Я оставляю машину на улице и иду к дому. Он окружен садом с деревьями, чьи кроны фигурно подстрижены в форме животных — лебедя, кабана, слона — всех, кого хочется либо убить, либо съесть. Сад окружен кованой решеткой. У ворот стоит громила в костюме, сидящем на нем как шкурка на сардельке. В ухе у него миниатюрный наушник и микрофон. Вид при этом — как у хоккеиста в тиаре.

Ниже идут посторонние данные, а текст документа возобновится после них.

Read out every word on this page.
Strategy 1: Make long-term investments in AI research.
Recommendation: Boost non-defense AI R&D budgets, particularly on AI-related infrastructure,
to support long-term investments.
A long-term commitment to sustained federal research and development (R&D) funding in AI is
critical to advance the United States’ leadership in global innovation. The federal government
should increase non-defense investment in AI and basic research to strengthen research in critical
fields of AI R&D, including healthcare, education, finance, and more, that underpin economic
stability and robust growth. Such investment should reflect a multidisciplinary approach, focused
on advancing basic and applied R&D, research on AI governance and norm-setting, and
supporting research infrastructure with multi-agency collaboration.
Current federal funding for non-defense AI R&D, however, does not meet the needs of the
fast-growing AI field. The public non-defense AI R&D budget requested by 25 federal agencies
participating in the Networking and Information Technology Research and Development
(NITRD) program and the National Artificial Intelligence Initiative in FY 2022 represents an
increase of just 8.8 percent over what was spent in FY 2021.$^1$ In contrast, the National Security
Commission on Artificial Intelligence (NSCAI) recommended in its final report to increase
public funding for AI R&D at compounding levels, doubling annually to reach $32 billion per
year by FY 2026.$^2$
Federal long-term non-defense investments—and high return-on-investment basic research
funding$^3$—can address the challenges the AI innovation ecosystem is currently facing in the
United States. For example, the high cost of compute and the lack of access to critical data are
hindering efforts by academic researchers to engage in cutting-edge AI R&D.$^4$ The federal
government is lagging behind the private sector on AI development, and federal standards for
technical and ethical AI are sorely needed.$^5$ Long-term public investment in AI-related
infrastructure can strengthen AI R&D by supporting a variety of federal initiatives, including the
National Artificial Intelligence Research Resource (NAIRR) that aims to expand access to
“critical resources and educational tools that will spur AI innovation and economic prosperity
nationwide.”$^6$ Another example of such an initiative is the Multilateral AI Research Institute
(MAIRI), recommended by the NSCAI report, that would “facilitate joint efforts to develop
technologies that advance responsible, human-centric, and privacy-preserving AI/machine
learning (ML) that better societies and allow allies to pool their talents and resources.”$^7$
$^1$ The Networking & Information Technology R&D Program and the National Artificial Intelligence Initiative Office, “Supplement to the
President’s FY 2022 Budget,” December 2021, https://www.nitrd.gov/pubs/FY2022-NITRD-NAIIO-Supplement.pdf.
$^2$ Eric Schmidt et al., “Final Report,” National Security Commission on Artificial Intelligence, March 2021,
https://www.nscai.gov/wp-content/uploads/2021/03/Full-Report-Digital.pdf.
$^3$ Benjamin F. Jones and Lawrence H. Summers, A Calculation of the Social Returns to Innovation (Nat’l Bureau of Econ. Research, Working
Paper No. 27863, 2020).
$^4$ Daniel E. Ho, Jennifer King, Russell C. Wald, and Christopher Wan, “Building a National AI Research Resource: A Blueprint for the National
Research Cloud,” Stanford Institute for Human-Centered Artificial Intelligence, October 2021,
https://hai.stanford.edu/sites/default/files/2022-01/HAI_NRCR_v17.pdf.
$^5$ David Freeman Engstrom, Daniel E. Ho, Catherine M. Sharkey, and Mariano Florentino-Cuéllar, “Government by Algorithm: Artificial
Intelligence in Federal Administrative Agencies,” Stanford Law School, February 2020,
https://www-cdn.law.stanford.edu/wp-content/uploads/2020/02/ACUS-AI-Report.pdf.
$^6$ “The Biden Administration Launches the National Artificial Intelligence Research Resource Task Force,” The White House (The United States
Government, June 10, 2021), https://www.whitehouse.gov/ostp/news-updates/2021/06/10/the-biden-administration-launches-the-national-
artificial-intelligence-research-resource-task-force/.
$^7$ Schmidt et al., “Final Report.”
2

— Здравствуйте, — приветствую я его. — Я пришел поговорить с Андре Сустевичем.
— Вы договаривались о встрече? — спрашивает он с явным русским акцентом.
— Нет, — признаюсь я, — но вы не могли бы передать, что пришел Кип Ларго? Я отец Тоби Ларго, и мне бы хотелось заплатить мистеру Сустевичу один миллион долларов.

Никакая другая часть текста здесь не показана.